Related
- Website: maximumfun.org/podcasts/bubble/

= Bubble (podcast) =

Sci-fi podcast and graphic novel

Bubble is a scripted science fiction podcast produced by Maximum Fun and created by Jordan Morris and Jesse Thorn. The podcast was later adapted into a graphic novel published by First Second Books.

== Background ==
The podcast was created by Jordan Morris and Jesse Thorn and produced by Maximum Fun. The podcast focuses on a town called Fairhaven, which is situated inside a protective bubble surrounded by wilderness. The protagonist of the story is a woman who grew up outside the bubble named Morgan. Morgan teams up with two guys and starts killing monsters that have gotten inside the bubble for a contracting company.
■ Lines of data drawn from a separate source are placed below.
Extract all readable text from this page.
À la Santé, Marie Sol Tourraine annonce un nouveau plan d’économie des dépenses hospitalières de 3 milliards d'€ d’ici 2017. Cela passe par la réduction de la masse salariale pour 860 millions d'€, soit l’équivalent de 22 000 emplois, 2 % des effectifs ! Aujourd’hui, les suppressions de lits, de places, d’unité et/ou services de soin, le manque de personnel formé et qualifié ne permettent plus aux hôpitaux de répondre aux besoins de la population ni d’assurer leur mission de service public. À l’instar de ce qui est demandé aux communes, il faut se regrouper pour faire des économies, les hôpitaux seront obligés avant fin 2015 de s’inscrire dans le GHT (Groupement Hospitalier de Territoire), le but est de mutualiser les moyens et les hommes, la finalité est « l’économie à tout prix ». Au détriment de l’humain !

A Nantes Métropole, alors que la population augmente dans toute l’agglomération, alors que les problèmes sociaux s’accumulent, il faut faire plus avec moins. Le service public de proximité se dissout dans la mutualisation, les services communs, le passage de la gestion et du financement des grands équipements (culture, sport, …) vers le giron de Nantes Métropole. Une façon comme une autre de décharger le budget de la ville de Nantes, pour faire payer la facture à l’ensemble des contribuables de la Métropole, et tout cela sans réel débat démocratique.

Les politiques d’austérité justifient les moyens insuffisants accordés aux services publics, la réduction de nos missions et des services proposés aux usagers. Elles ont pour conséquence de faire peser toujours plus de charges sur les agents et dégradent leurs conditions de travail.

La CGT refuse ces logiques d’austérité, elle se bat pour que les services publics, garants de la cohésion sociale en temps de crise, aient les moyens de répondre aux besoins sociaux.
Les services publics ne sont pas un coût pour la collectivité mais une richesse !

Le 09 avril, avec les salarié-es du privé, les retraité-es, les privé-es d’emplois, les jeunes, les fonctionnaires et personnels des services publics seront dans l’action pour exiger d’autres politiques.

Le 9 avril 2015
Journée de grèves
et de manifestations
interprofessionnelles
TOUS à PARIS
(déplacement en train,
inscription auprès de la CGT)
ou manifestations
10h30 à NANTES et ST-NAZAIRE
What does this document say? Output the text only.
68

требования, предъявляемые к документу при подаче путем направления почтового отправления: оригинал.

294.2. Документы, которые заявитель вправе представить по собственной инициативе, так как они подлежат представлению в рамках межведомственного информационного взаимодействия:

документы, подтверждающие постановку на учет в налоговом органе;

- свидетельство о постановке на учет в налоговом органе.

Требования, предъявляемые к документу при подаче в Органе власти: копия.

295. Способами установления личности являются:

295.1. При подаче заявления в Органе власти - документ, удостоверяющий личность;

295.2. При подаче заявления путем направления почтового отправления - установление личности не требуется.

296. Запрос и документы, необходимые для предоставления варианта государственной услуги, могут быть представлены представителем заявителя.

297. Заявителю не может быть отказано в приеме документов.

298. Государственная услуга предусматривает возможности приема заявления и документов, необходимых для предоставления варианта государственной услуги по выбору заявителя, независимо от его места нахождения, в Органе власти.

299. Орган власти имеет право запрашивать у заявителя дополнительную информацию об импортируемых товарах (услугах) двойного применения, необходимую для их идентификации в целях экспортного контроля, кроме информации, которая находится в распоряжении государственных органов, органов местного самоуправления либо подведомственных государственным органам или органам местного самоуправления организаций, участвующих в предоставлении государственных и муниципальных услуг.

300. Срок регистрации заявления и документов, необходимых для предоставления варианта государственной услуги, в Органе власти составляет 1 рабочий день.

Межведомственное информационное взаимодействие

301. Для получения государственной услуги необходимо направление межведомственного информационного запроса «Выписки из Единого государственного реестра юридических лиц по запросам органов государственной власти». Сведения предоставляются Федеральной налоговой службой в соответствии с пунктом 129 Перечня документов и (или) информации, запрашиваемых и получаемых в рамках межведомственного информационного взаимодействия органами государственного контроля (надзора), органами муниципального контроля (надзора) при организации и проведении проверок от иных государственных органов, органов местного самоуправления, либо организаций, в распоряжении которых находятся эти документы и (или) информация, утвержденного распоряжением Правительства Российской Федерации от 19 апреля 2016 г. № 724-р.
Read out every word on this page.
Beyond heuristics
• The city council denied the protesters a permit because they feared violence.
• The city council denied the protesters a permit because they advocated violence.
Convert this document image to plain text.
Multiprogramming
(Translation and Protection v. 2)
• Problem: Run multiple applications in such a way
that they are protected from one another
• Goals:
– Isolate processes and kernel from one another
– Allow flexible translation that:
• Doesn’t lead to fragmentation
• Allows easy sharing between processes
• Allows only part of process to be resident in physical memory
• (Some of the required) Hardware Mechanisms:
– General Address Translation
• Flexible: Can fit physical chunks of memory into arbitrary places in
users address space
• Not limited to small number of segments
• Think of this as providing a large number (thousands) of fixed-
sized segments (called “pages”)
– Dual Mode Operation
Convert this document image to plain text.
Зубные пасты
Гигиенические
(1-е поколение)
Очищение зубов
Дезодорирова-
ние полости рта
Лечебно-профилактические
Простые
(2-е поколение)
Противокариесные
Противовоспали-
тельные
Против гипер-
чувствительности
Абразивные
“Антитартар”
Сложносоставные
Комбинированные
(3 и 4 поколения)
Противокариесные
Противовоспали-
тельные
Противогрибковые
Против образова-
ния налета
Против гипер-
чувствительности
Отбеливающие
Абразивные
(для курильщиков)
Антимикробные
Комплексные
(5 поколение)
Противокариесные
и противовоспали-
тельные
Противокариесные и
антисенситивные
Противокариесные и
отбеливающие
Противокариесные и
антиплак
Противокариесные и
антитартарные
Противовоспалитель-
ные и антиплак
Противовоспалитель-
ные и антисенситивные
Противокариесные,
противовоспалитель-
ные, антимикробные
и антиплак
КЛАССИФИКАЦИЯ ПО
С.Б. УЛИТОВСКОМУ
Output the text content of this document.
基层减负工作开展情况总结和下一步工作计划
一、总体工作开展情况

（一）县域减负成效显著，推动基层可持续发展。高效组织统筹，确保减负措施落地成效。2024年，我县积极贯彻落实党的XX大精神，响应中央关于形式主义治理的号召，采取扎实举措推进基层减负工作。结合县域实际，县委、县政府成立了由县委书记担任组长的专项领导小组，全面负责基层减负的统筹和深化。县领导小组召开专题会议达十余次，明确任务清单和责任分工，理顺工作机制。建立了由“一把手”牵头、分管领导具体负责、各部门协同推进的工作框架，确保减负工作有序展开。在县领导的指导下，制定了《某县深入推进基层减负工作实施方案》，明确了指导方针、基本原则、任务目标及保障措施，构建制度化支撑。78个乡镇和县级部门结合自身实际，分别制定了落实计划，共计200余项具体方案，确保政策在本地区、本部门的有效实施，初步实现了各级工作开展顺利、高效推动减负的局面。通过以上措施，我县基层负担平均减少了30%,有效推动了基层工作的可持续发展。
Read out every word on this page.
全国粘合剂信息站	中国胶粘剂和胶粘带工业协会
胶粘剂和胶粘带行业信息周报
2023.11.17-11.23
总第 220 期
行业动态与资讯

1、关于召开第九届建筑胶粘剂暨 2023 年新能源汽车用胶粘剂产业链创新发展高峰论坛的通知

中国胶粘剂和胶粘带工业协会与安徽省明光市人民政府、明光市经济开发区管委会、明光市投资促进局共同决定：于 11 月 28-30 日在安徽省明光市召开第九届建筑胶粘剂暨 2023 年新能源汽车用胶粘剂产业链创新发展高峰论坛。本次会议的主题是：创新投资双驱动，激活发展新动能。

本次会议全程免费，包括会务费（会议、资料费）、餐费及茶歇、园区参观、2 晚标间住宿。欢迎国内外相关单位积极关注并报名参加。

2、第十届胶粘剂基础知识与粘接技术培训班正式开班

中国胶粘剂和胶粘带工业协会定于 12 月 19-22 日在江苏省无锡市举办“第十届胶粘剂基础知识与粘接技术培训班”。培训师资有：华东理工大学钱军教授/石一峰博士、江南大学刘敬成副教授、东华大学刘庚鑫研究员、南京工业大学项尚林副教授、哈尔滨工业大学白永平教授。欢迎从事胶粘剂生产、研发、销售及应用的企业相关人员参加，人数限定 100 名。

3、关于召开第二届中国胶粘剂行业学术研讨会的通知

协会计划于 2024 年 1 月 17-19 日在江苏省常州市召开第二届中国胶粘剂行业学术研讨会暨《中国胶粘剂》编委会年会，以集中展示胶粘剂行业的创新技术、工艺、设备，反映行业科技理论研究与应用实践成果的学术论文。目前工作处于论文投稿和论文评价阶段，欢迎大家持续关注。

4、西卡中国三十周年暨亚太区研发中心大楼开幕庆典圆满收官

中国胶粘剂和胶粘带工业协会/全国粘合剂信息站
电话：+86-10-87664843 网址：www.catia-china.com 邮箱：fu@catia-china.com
The show is an eight episode satirical science fiction podcast with a sitcom style delivery.

== Reception ==
Becca James wrote in BuzzFeed News that the podcast is as "addictive as it is absurd." Laura Jane Standley and Eric McQuade wrote in The Atlantic that the "sound engineering is appropriately cartoonish." Megh Wright wrote in Vulture that the podcast "gets funnier the deeper you go." Apple Podcasts included the show on their list of the best podcasts of 2018. Cory Doctrow wrote in Boing Boing that the podcast is "hilarious." Nicholas Quah wrote in NiemanLab that the podcast is "super zany."

== Adaptations ==
The graphic novel is 272 pages long. The graphic novel was published by First Second Books and written by Jordan Morris and Sarah Morgan. The art is done by Tony Cliff. The graphic novel was published on July 13, 2021. Publishers Weekly gave the graphic novel a starred review, saying that the book is a "recklessly fun, hoot and holler of a ride". Caitlin Rosberg wrote in The A. V. Club that "some of the references aren't exactly evergreen". Colin Moon wrote in AIPT Comics that the book has "an exciting, vivid world you can't help but want to know more about". The book was also nominated for a 2022 Eisner Award.

In May 2020, Sony Pictures Animation announced that an animated film adaptation was in development, with Morris set to write the script. Seth Rogen and Evan Goldberg, who previously worked on Sausage Party, signed on to produce through their company Point Grey Pictures, alongside Matt Tolmach. James Weaver, Kyle Hunter, David Manpearl, Ariel Shaffir and Morris were announced as executive producers.